Similarly, we can estimate the percentage of our assets that should be invested in each asset class given our risk appetite. Points below the efficient frontiers are suboptimal investments and positions above the efficient frontiers are impossible positions.

**Conclusion**

In this article, we looked at how we can invest our wealth to get the maximum possible returns. We discussed the Modern Portfolio Theory and showed how it helps us answer the question, “How should we invest our wealth?”, by estimating the maximum return for each risk profile.

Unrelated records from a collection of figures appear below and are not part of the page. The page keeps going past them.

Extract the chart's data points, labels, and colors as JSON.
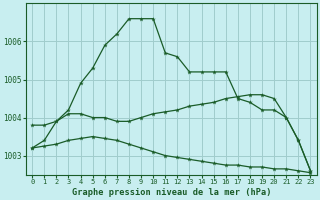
{
  "title": "Graphe pression niveau de la mer (hPa)",
  "background_color": "#c8eef0",
  "grid_color": "#a0cccc",
  "line_color": "#1a5c28",
  "x_labels": [
    "0",
    "1",
    "2",
    "3",
    "4",
    "5",
    "6",
    "7",
    "8",
    "9",
    "10",
    "11",
    "12",
    "13",
    "14",
    "15",
    "16",
    "17",
    "18",
    "19",
    "20",
    "21",
    "22",
    "23"
  ],
  "ylim": [
    1002.5,
    1007.0
  ],
  "yticks": [
    1003,
    1004,
    1005,
    1006
  ],
  "series1_x": [
    0,
    1,
    2,
    3,
    4,
    5,
    6,
    7,
    8,
    9,
    10,
    11,
    12,
    13,
    14,
    15,
    16,
    17,
    18,
    19,
    20,
    21,
    22,
    23
  ],
  "series1_y": [
    1003.2,
    1003.4,
    1003.9,
    1004.2,
    1004.9,
    1005.3,
    1005.9,
    1006.2,
    1006.6,
    1006.6,
    1006.6,
    1005.7,
    1005.6,
    1005.2,
    1005.2,
    1005.2,
    1005.2,
    1004.5,
    1004.4,
    1004.2,
    1004.2,
    1004.0,
    1003.4,
    1002.6
  ],
  "series2_x": [
    0,
    1,
    2,
    3,
    4,
    5,
    6,
    7,
    8,
    9,
    10,
    11,
    12,
    13,
    14,
    15,
    16,
    17,
    18,
    19,
    20,
    21,
    22,
    23
  ],
  "series2_y": [
    1003.8,
    1003.8,
    1003.9,
    1004.1,
    1004.1,
    1004.0,
    1004.0,
    1003.9,
    1003.9,
    1004.0,
    1004.1,
    1004.15,
    1004.2,
    1004.3,
    1004.35,
    1004.4,
    1004.5,
    1004.55,
    1004.6,
    1004.6,
    1004.5,
    1004.0,
    1003.4,
    1002.6
  ],
  "series3_x": [
    0,
    1,
    2,
    3,
    4,
    5,
    6,
    7,
    8,
    9,
    10,
    11,
    12,
    13,
    14,
    15,
    16,
    17,
    18,
    19,
    20,
    21,
    22,
    23
  ],
  "series3_y": [
    1003.2,
    1003.25,
    1003.3,
    1003.4,
    1003.45,
    1003.5,
    1003.45,
    1003.4,
    1003.3,
    1003.2,
    1003.1,
    1003.0,
    1002.95,
    1002.9,
    1002.85,
    1002.8,
    1002.75,
    1002.75,
    1002.7,
    1002.7,
    1002.65,
    1002.65,
    1002.6,
    1002.55
  ]
}
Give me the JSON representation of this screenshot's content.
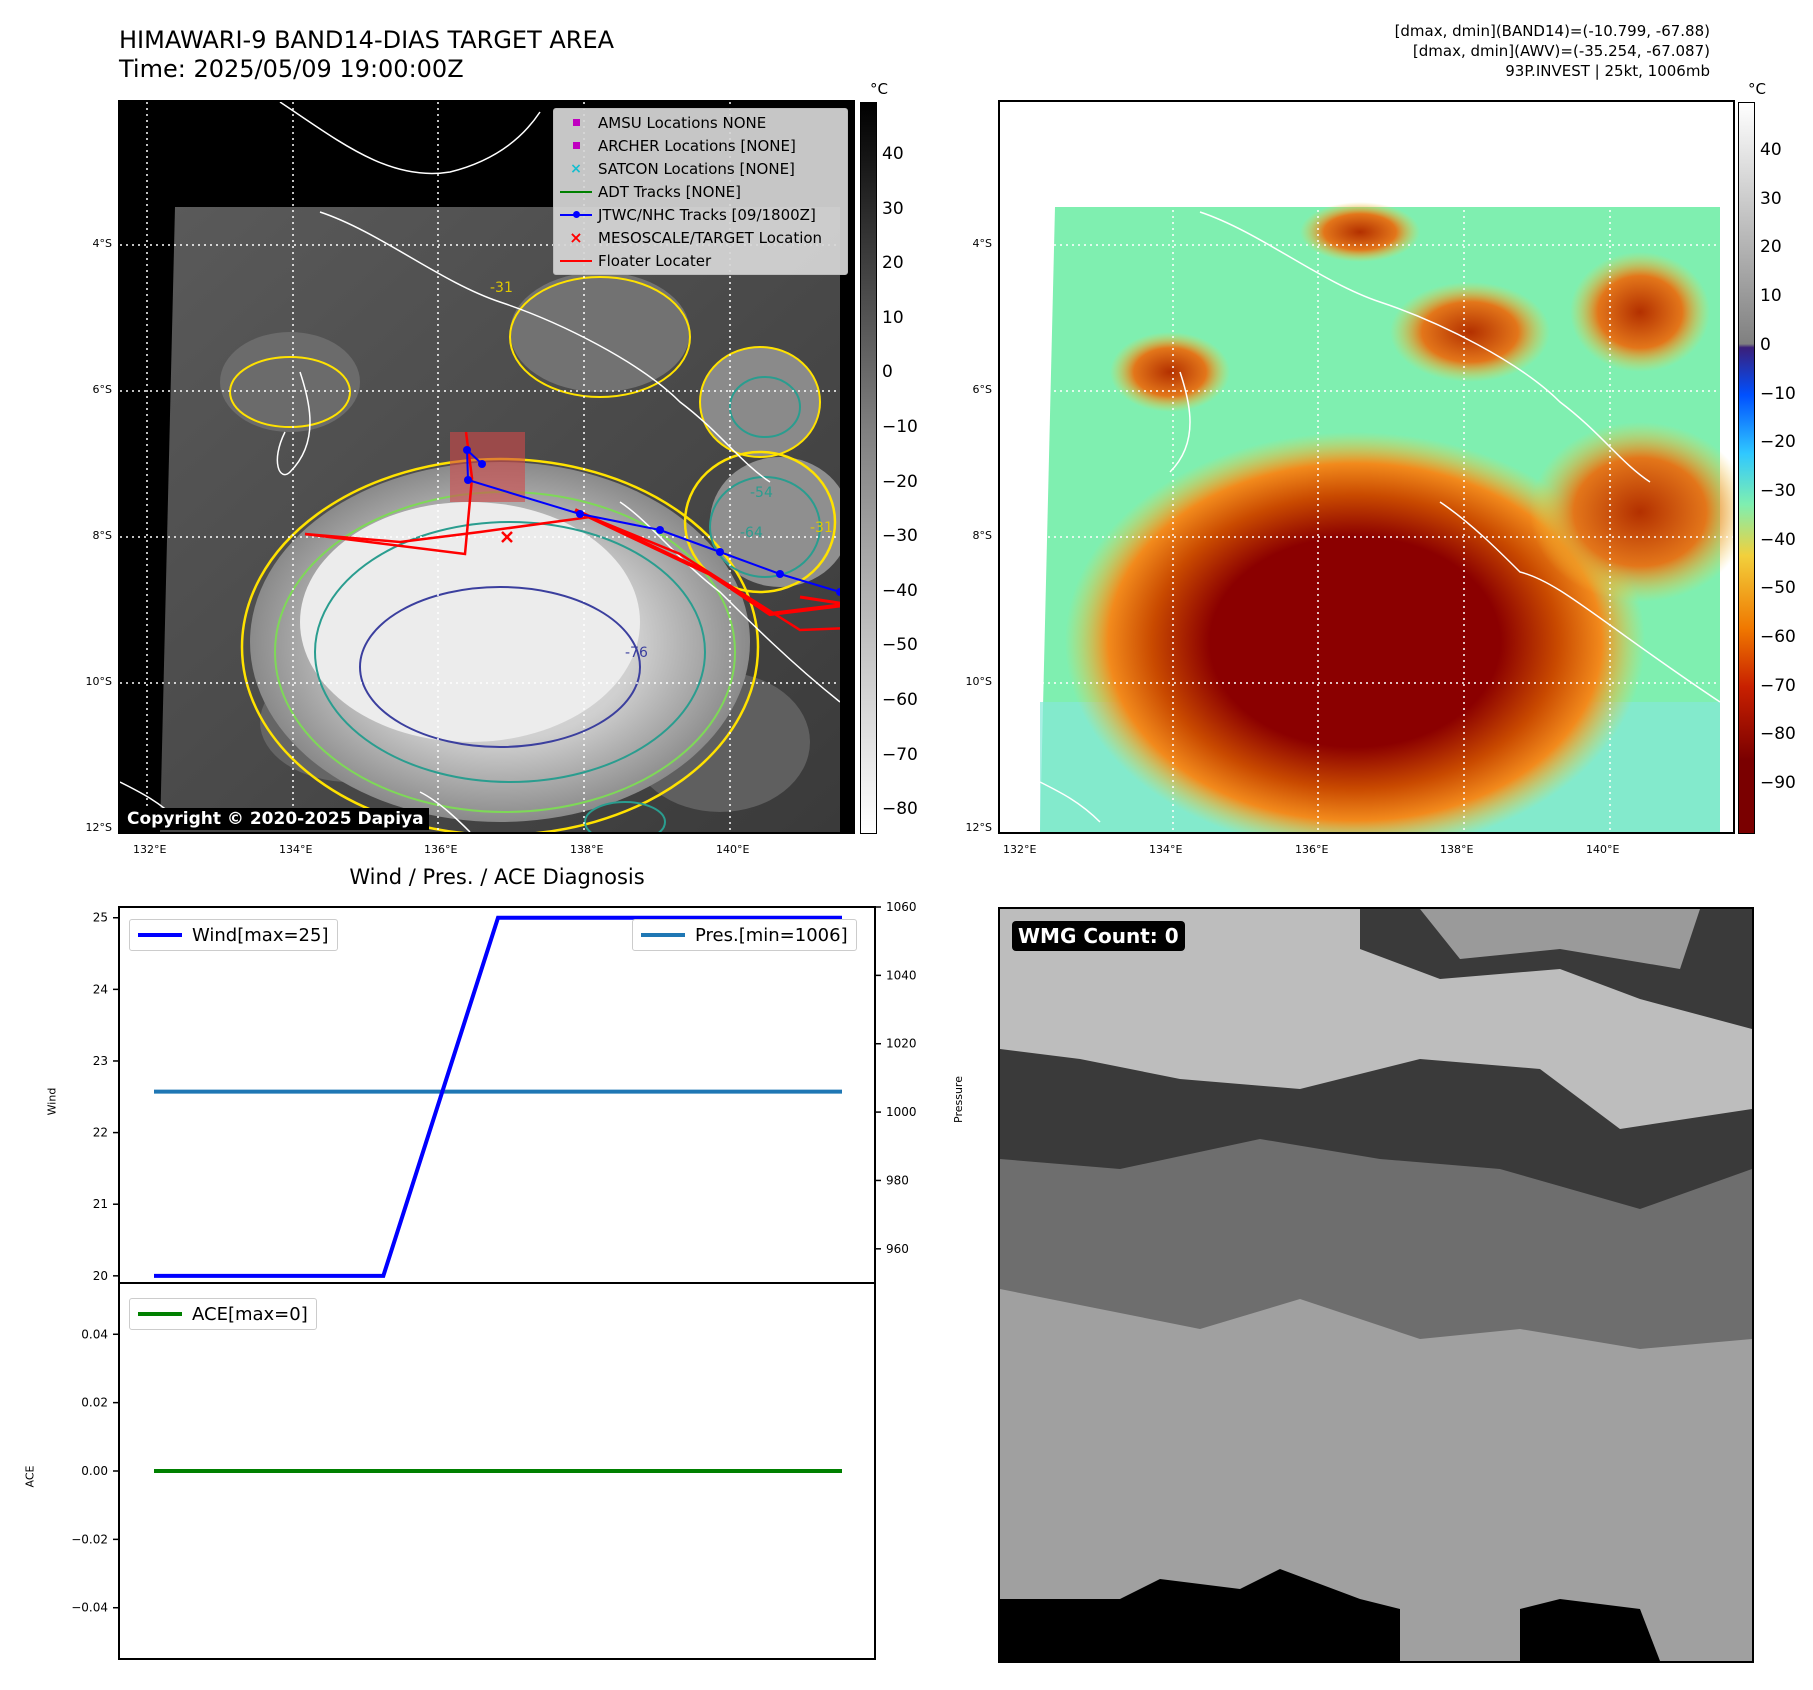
{
  "titles": {
    "line1": "HIMAWARI-9 BAND14-DIAS TARGET AREA",
    "line2": "Time: 2025/05/09 19:00:00Z",
    "info1": "[dmax, dmin](BAND14)=(-10.799, -67.88)",
    "info2": "[dmax, dmin](AWV)=(-35.254, -67.087)",
    "info3": "93P.INVEST | 25kt, 1006mb",
    "diag_title": "Wind / Pres. / ACE Diagnosis"
  },
  "map_axes": {
    "lon_ticks": [
      "132°E",
      "134°E",
      "136°E",
      "138°E",
      "140°E"
    ],
    "lat_ticks": [
      "4°S",
      "6°S",
      "8°S",
      "10°S",
      "12°S"
    ]
  },
  "colorbar_left": {
    "unit": "°C",
    "ticks": [
      "40",
      "30",
      "20",
      "10",
      "0",
      "−10",
      "−20",
      "−30",
      "−40",
      "−50",
      "−60",
      "−70",
      "−80"
    ]
  },
  "colorbar_right": {
    "unit": "°C",
    "ticks": [
      "40",
      "30",
      "20",
      "10",
      "0",
      "−10",
      "−20",
      "−30",
      "−40",
      "−50",
      "−60",
      "−70",
      "−80",
      "−90"
    ]
  },
  "legend": [
    {
      "label": "AMSU Locations NONE",
      "marker": "square",
      "color": "#c000c0"
    },
    {
      "label": "ARCHER Locations [NONE]",
      "marker": "square",
      "color": "#c000c0"
    },
    {
      "label": "SATCON Locations [NONE]",
      "marker": "x",
      "color": "#17becf"
    },
    {
      "label": "ADT Tracks [NONE]",
      "marker": "line",
      "color": "#008000"
    },
    {
      "label": "JTWC/NHC Tracks [09/1800Z]",
      "marker": "line-dot",
      "color": "#0000ff"
    },
    {
      "label": "MESOSCALE/TARGET Location",
      "marker": "x",
      "color": "#ff0000"
    },
    {
      "label": "Floater Locater",
      "marker": "line",
      "color": "#ff0000"
    }
  ],
  "contour_labels": [
    "-31",
    "-54",
    "-64",
    "-76",
    "-31"
  ],
  "copyright": "Copyright © 2020-2025 Dapiya",
  "wmg": {
    "label": "WMG Count: 0"
  },
  "chart_data": [
    {
      "type": "line",
      "title": "Wind / Pres. / ACE Diagnosis",
      "ylabel": "Wind",
      "ylim": [
        19.9,
        25.15
      ],
      "yticks": [
        "25",
        "24",
        "23",
        "22",
        "21",
        "20"
      ],
      "series": [
        {
          "name": "Wind[max=25]",
          "color": "#0000ff",
          "x": [
            0,
            1,
            2,
            3,
            4,
            5,
            6
          ],
          "values": [
            20,
            20,
            20,
            25,
            25,
            25,
            25
          ]
        }
      ]
    },
    {
      "type": "line",
      "ylabel": "Pressure",
      "ylim": [
        950,
        1060
      ],
      "yticks": [
        "1060",
        "1040",
        "1020",
        "1000",
        "980",
        "960"
      ],
      "series": [
        {
          "name": "Pres.[min=1006]",
          "color": "#1f77b4",
          "x": [
            0,
            6
          ],
          "values": [
            1006,
            1006
          ]
        }
      ]
    },
    {
      "type": "line",
      "ylabel": "ACE",
      "ylim": [
        -0.055,
        0.055
      ],
      "yticks": [
        "0.04",
        "0.02",
        "0.00",
        "−0.02",
        "−0.04"
      ],
      "series": [
        {
          "name": "ACE[max=0]",
          "color": "#008000",
          "x": [
            0,
            6
          ],
          "values": [
            0,
            0
          ]
        }
      ]
    }
  ]
}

We showed how the MPT is applied to two asset classes and extended to a portfolio with more than two assets. And we concluded that investments below the efficient frontiers give suboptimal returns. One area we did not discuss is shorting of a stock. This analysis can be extended to investigate the efficient frontiers for stocks with one or more negative weight - shorting.